Con dieciséis años me habló de las autopsias sexuales.
Me contó que estaría bien que cada cinco años nos practicaran una de esas autopsias.
Que nos quedáramos muy quietos y alguien nos dijera qué parte de nuestro cuerpo no había sido acariciada; cuántos besos habíamos recibido; si había sido más querido una mejilla o una ceja o una oreja o los labios.
Una autopsia en toda regla de nuestro sexo, pero con nosotros vivos, aunque inmóviles.
Ella se lo imaginaba y le gustaba pensar que alguien, tan sólo mirando nuestros dedos, supiese si habían tocado con pasión o simplemente por rutina. Si nuestros ojos habían sido mirados con deseo o nuestra lengua había conocido muchos congéneres.
Además, podríamos saber cuáles fueron nuestros mejores actos sexuales, al igual que en un tronco cortado vemos cuándo soportó grandes lluvias o sequías.

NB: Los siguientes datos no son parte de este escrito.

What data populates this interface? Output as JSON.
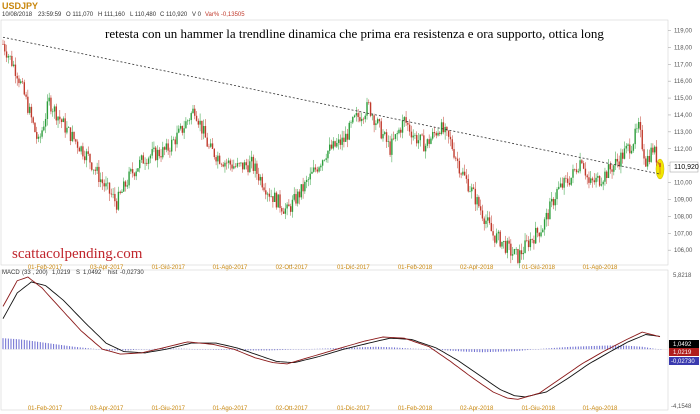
{
  "header": {
    "symbol": "USDJPY",
    "date": "10/08/2018",
    "time": "23:59:59",
    "open": "O 111,070",
    "high": "H 111,160",
    "low": "L 110,480",
    "close": "C 110,920",
    "volume": "V 0",
    "var": "Var% -0,13505"
  },
  "annotation": "retesta con un hammer la trendline dinamica che prima era resistenza e ora supporto, ottica long",
  "watermark": "scattacolpending.com",
  "last_price_label": "110,920",
  "macd_panel": {
    "title": "MACD",
    "params": "(33 , 200)",
    "macd_value": "1,0219",
    "signal_label": "S",
    "signal_value": "1,0492",
    "hist_label": "hist",
    "hist_value": "-0,02730",
    "badge_signal": "1,0492",
    "badge_macd": "1,0219",
    "badge_hist": "-0,02730",
    "top_tick": "5,8218",
    "bottom_tick": "-4,1548"
  },
  "colors": {
    "up": "#2a9d3a",
    "down": "#c0392b",
    "macd_line": "#8b1a1a",
    "signal_line": "#111111",
    "histogram": "#6a6ad0",
    "trendline": "#333333",
    "highlight": "#f2e600"
  },
  "chart_data": [
    {
      "type": "candlestick",
      "title": "USDJPY",
      "ylim": [
        105.3,
        119.5
      ],
      "yticks": [
        "119,00",
        "118,00",
        "117,00",
        "116,00",
        "115,00",
        "114,00",
        "113,00",
        "112,00",
        "111,00",
        "110,00",
        "109,00",
        "108,00",
        "107,00",
        "106,00"
      ],
      "xticks": [
        "01-Feb-2017",
        "03-Apr-2017",
        "01-Giu-2017",
        "01-Ago-2017",
        "02-Ott-2017",
        "01-Dic-2017",
        "01-Feb-2018",
        "02-Apr-2018",
        "01-Giu-2018",
        "01-Ago-2018"
      ],
      "path": [
        [
          0,
          118.2
        ],
        [
          8,
          116.5
        ],
        [
          14,
          114.5
        ],
        [
          20,
          112.3
        ],
        [
          26,
          114.8
        ],
        [
          36,
          113.1
        ],
        [
          48,
          111.5
        ],
        [
          56,
          110.0
        ],
        [
          64,
          108.8
        ],
        [
          72,
          110.5
        ],
        [
          80,
          111.5
        ],
        [
          92,
          111.9
        ],
        [
          100,
          113.0
        ],
        [
          108,
          114.4
        ],
        [
          116,
          112.0
        ],
        [
          124,
          111.3
        ],
        [
          132,
          110.9
        ],
        [
          140,
          111.1
        ],
        [
          150,
          109.4
        ],
        [
          160,
          108.3
        ],
        [
          170,
          109.8
        ],
        [
          182,
          111.8
        ],
        [
          192,
          112.5
        ],
        [
          198,
          113.7
        ],
        [
          206,
          114.5
        ],
        [
          212,
          113.2
        ],
        [
          218,
          112.0
        ],
        [
          226,
          113.7
        ],
        [
          232,
          112.7
        ],
        [
          238,
          112.2
        ],
        [
          246,
          113.3
        ],
        [
          252,
          112.4
        ],
        [
          258,
          110.7
        ],
        [
          264,
          109.5
        ],
        [
          270,
          108.2
        ],
        [
          276,
          106.9
        ],
        [
          280,
          106.6
        ],
        [
          286,
          105.9
        ],
        [
          290,
          105.6
        ],
        [
          296,
          106.5
        ],
        [
          304,
          107.4
        ],
        [
          312,
          109.5
        ],
        [
          320,
          110.3
        ],
        [
          326,
          111.5
        ],
        [
          330,
          109.9
        ],
        [
          336,
          110.2
        ],
        [
          342,
          110.8
        ],
        [
          348,
          111.5
        ],
        [
          354,
          112.3
        ],
        [
          358,
          113.2
        ],
        [
          362,
          111.3
        ],
        [
          366,
          112.0
        ],
        [
          370,
          111.0
        ]
      ],
      "trendline": [
        [
          0,
          118.6
        ],
        [
          370,
          110.5
        ]
      ],
      "last_close": 110.92
    },
    {
      "type": "macd",
      "ylim": [
        -4.1548,
        5.8218
      ],
      "macd_points": [
        [
          0,
          3.5
        ],
        [
          8,
          5.6
        ],
        [
          14,
          5.9
        ],
        [
          22,
          5.0
        ],
        [
          32,
          3.4
        ],
        [
          44,
          1.5
        ],
        [
          56,
          0.0
        ],
        [
          66,
          -0.4
        ],
        [
          78,
          -0.3
        ],
        [
          90,
          0.1
        ],
        [
          104,
          0.6
        ],
        [
          118,
          0.4
        ],
        [
          130,
          0.0
        ],
        [
          142,
          -0.7
        ],
        [
          152,
          -1.1
        ],
        [
          160,
          -1.2
        ],
        [
          174,
          -0.6
        ],
        [
          188,
          0.0
        ],
        [
          202,
          0.6
        ],
        [
          214,
          1.0
        ],
        [
          226,
          0.9
        ],
        [
          240,
          0.2
        ],
        [
          252,
          -1.0
        ],
        [
          264,
          -2.3
        ],
        [
          276,
          -3.5
        ],
        [
          284,
          -4.0
        ],
        [
          290,
          -4.1
        ],
        [
          302,
          -3.6
        ],
        [
          314,
          -2.4
        ],
        [
          326,
          -1.2
        ],
        [
          338,
          -0.2
        ],
        [
          350,
          0.7
        ],
        [
          360,
          1.4
        ],
        [
          370,
          1.0219
        ]
      ],
      "signal_points": [
        [
          0,
          2.5
        ],
        [
          8,
          4.6
        ],
        [
          16,
          5.5
        ],
        [
          24,
          5.2
        ],
        [
          34,
          4.0
        ],
        [
          46,
          2.2
        ],
        [
          58,
          0.5
        ],
        [
          68,
          -0.2
        ],
        [
          80,
          -0.3
        ],
        [
          92,
          0.0
        ],
        [
          106,
          0.5
        ],
        [
          120,
          0.5
        ],
        [
          132,
          0.1
        ],
        [
          144,
          -0.5
        ],
        [
          154,
          -1.0
        ],
        [
          164,
          -1.1
        ],
        [
          178,
          -0.6
        ],
        [
          192,
          0.0
        ],
        [
          206,
          0.5
        ],
        [
          218,
          0.9
        ],
        [
          230,
          0.8
        ],
        [
          244,
          0.1
        ],
        [
          256,
          -0.9
        ],
        [
          268,
          -2.1
        ],
        [
          280,
          -3.3
        ],
        [
          288,
          -3.8
        ],
        [
          294,
          -3.9
        ],
        [
          306,
          -3.5
        ],
        [
          318,
          -2.4
        ],
        [
          330,
          -1.2
        ],
        [
          342,
          -0.2
        ],
        [
          352,
          0.6
        ],
        [
          362,
          1.2
        ],
        [
          370,
          1.0492
        ]
      ],
      "histogram": [
        [
          0,
          0.9
        ],
        [
          10,
          0.8
        ],
        [
          20,
          0.6
        ],
        [
          30,
          0.4
        ],
        [
          40,
          0.2
        ],
        [
          50,
          0.05
        ],
        [
          60,
          -0.1
        ],
        [
          70,
          -0.1
        ],
        [
          80,
          0.0
        ],
        [
          90,
          0.05
        ],
        [
          100,
          0.05
        ],
        [
          110,
          0.0
        ],
        [
          120,
          -0.05
        ],
        [
          130,
          -0.05
        ],
        [
          140,
          -0.1
        ],
        [
          150,
          -0.1
        ],
        [
          160,
          -0.05
        ],
        [
          170,
          0.0
        ],
        [
          180,
          0.05
        ],
        [
          190,
          0.1
        ],
        [
          200,
          0.15
        ],
        [
          210,
          0.2
        ],
        [
          220,
          0.15
        ],
        [
          230,
          0.05
        ],
        [
          240,
          0.0
        ],
        [
          250,
          -0.1
        ],
        [
          260,
          -0.2
        ],
        [
          270,
          -0.25
        ],
        [
          280,
          -0.2
        ],
        [
          290,
          -0.15
        ],
        [
          300,
          0.0
        ],
        [
          310,
          0.1
        ],
        [
          320,
          0.2
        ],
        [
          330,
          0.25
        ],
        [
          340,
          0.3
        ],
        [
          350,
          0.3
        ],
        [
          360,
          0.2
        ],
        [
          370,
          -0.0273
        ]
      ]
    }
  ]
}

Quizá a los diecisete, a los treinta o a los cuarenta y siete. Quizá siempre en primavera o casi siempre cerca del mar.
¿Cuántos mordiscos, cuántos susurros, cuántos chupetones hemos sentido? Un cómputo de números sobre nuestro sexo, nuestra lujuria, nuestro placer solitario.
Y según ella, lo mejor era que cuando acabase esa autopsia sabríamos que estábamos vivos, que podíamos mejorar y lograr que nos acariciasen, que deseáramos, que amáramos y nos amasen.